Vikram Joshi

Medal record

Quizzing

Representing India

IQA World Championships

= Vikram Joshi =

Indian quizzer

Vikram Joshi (2 February 1977 – 14 April 2018) was an Indian quizzer and quizmaster who won the World Quizzing Championship (WQC) 2014. He was the first winner who wasn't based in England. In the 2013 contest, he stood 9th. In the 2015 contest, he came 42nd.

Named after the scientist Vikram Sarabhai, Joshi was born and raised in a scholarly Konkani Saraswat family based in Mumbai.
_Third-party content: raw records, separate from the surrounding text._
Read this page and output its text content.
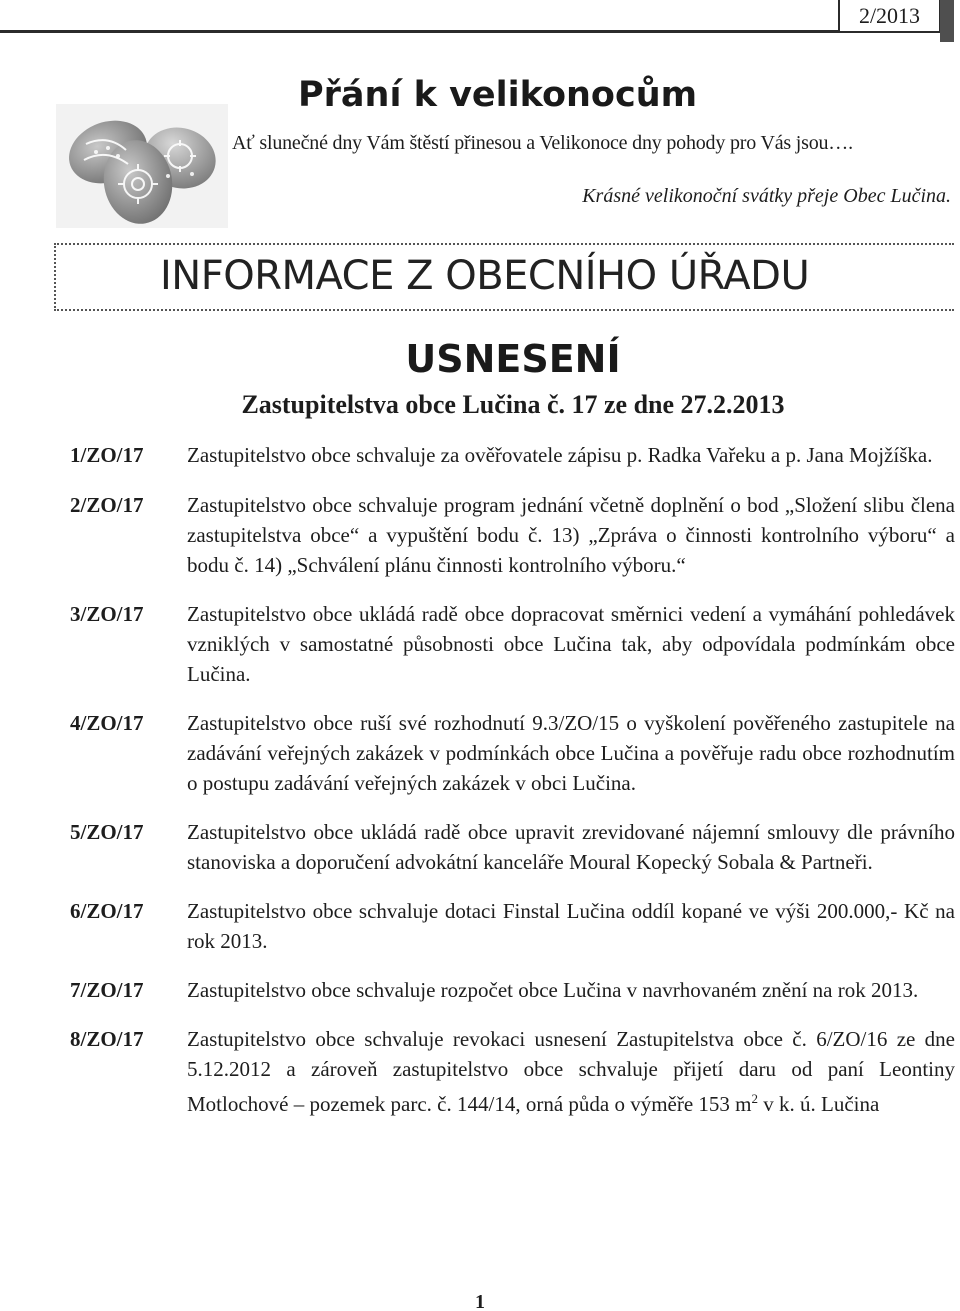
2/2013
Přání k velikonocům
Ať slunečné dny Vám štěstí přinesou a Velikonoce dny pohody pro Vás jsou….
Krásné velikonoční svátky přeje Obec Lučina.
INFORMACE Z OBECNÍHO ÚŘADU
USNESENÍ
Zastupitelstva obce Lučina č. 17 ze dne 27.2.2013
1/ZO/17	Zastupitelstvo obce schvaluje za ověřovatele zápisu p. Radka Vařeku a p. Jana Mojžíška.
2/ZO/17	Zastupitelstvo obce schvaluje program jednání včetně doplnění o bod „Složení slibu člena zastupitelstva obce“ a vypuštění bodu č. 13) „Zpráva o činnosti kontrolního výboru“ a bodu č. 14) „Schválení plánu činnosti kontrolního výboru.“
3/ZO/17	Zastupitelstvo obce ukládá radě obce dopracovat směrnici vedení a vymáhání pohledávek vzniklých v samostatné působnosti obce Lučina tak, aby odpovídala podmínkám obce Lučina.
4/ZO/17	Zastupitelstvo obce ruší své rozhodnutí 9.3/ZO/15 o vyškolení pověřeného zastupitele na zadávání veřejných zakázek v podmínkách obce Lučina a pověřuje radu obce rozhodnutím o postupu zadávání veřejných zakázek v obci Lučina.
5/ZO/17	Zastupitelstvo obce ukládá radě obce upravit zrevidované nájemní smlouvy dle právního stanoviska a doporučení advokátní kanceláře Moural Kopecký Sobala & Partneři.
6/ZO/17	Zastupitelstvo obce schvaluje dotaci Finstal Lučina oddíl kopané ve výši 200.000,- Kč na rok 2013.
7/ZO/17	Zastupitelstvo obce schvaluje rozpočet obce Lučina v navrhovaném znění na rok 2013.
8/ZO/17	Zastupitelstvo obce schvaluje revokaci usnesení Zastupitelstva obce č. 6/ZO/16 ze dne 5.12.2012 a zároveň zastupitelstvo obce schvaluje přijetí daru od paní Leontiny Motlochové – pozemek parc. č. 144/14, orná půda o výměře 153 $m^2$ v k. ú. Lučina
1
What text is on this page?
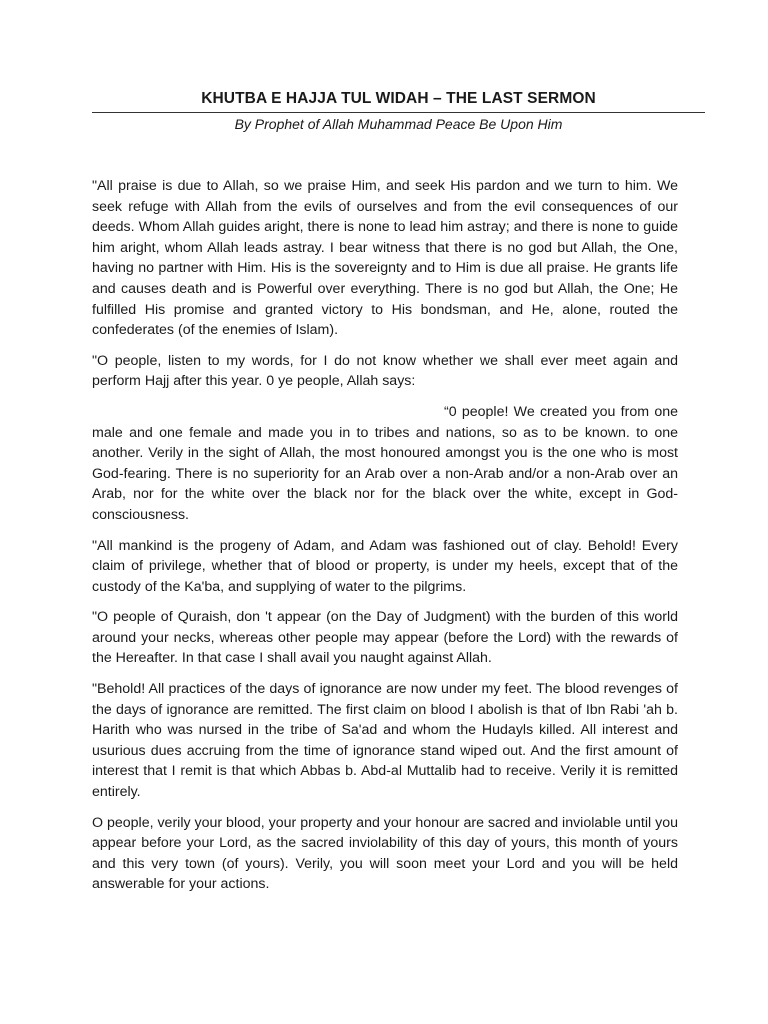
KHUTBA E HAJJA TUL WIDAH – THE LAST SERMON
By Prophet of Allah Muhammad Peace Be Upon Him

"All praise is due to Allah, so we praise Him, and seek His pardon and we turn to him. We seek refuge with Allah from the evils of ourselves and from the evil consequences of our deeds. Whom Allah guides aright, there is none to lead him astray; and there is none to guide him aright, whom Allah leads astray. I bear witness that there is no god but Allah, the One, having no partner with Him. His is the sovereignty and to Him is due all praise. He grants life and causes death and is Powerful over everything. There is no god but Allah, the One; He fulfilled His promise and granted victory to His bondsman, and He, alone, routed the confederates (of the enemies of Islam).

"O people, listen to my words, for I do not know whether we shall ever meet again and perform Hajj after this year. 0 ye people, Allah says:

“0 people! We created you from one male and one female and made you in to tribes and nations, so as to be known. to one another. Verily in the sight of Allah, the most honoured amongst you is the one who is most God-fearing. There is no superiority for an Arab over a non-Arab and/or a non-Arab over an Arab, nor for the white over the black nor for the black over the white, except in God-consciousness.

"All mankind is the progeny of Adam, and Adam was fashioned out of clay. Behold! Every claim of privilege, whether that of blood or property, is under my heels, except that of the custody of the Ka'ba, and supplying of water to the pilgrims.

"O people of Quraish, don 't appear (on the Day of Judgment) with the burden of this world around your necks, whereas other people may appear (before the Lord) with the rewards of the Hereafter. In that case I shall avail you naught against Allah.

"Behold! All practices of the days of ignorance are now under my feet. The blood revenges of the days of ignorance are remitted. The first claim on blood I abolish is that of Ibn Rabi 'ah b. Harith who was nursed in the tribe of Sa'ad and whom the Hudayls killed. All interest and usurious dues accruing from the time of ignorance stand wiped out. And the first amount of interest that I remit is that which Abbas b. Abd-al Muttalib had to receive. Verily it is remitted entirely.

O people, verily your blood, your property and your honour are sacred and inviolable until you appear before your Lord, as the sacred inviolability of this day of yours, this month of yours and this very town (of yours). Verily, you will soon meet your Lord and you will be held answerable for your actions.
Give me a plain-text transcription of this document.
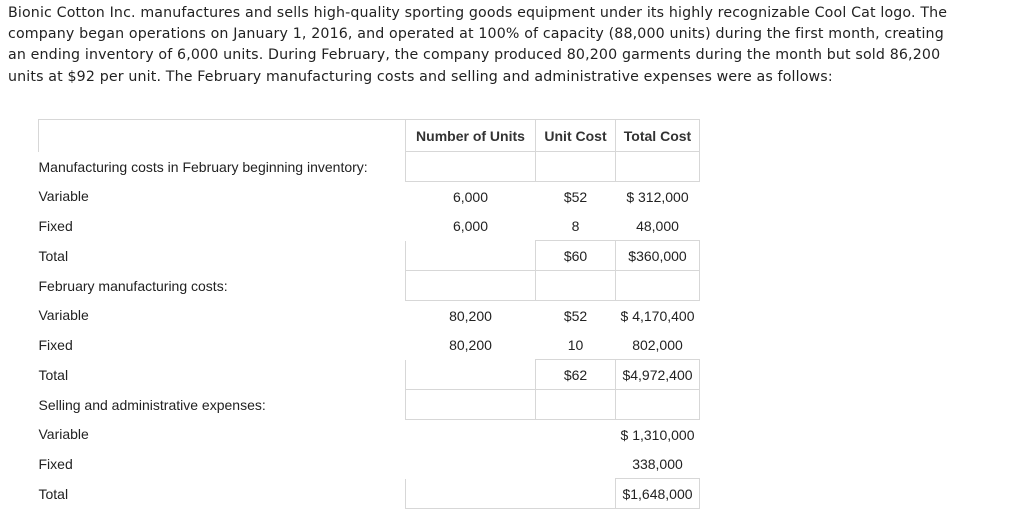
Bionic Cotton Inc. manufactures and sells high-quality sporting goods equipment under its highly recognizable Cool Cat logo. The
company began operations on January 1, 2016, and operated at 100% of capacity (88,000 units) during the first month, creating
an ending inventory of 6,000 units. During February, the company produced 80,200 garments during the month but sold 86,200
units at $92 per unit. The February manufacturing costs and selling and administrative expenses were as follows:
	Number of Units	Unit Cost	Total Cost
Manufacturing costs in February beginning inventory:			
Variable	6,000	$52	$ 312,000
Fixed	6,000	8	48,000
Total		$60	$360,000
February manufacturing costs:			
Variable	80,200	$52	$ 4,170,400
Fixed	80,200	10	802,000
Total		$62	$4,972,400
Selling and administrative expenses:			
Variable			$ 1,310,000
Fixed			338,000
Total			$1,648,000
Academically meritorious throughout, he studied Instrumentation Engineering at Vivekanand Education Society's Institute of Technology (VESIT), followed by a master’s in Computer Science Engineering at the University of Virginia. Soon after he worked at Sun Microsystems in Boston before returning to India, where he worked as a creative media professional.

After his WQC win, Joshi appeared in the eighth season of Kaun Banega Crorepati (an Indian television game show based on Who Wants to Be a Millionaire?) as one of the experts on the 'Triguni' lifeline (similar to the Three Wise Men lifeline on the US edition)

Joshi had been a quizmaster on several university quizzes, including ones at IIT Bombay, IIT BHU, and IIM Indore.

In 2018, he hosted the first National Elections Quiz conducted by the Election Commission of India.

Joshi was first diagnosed with lymphatic cancer in 2011. He died on 14 April 2018.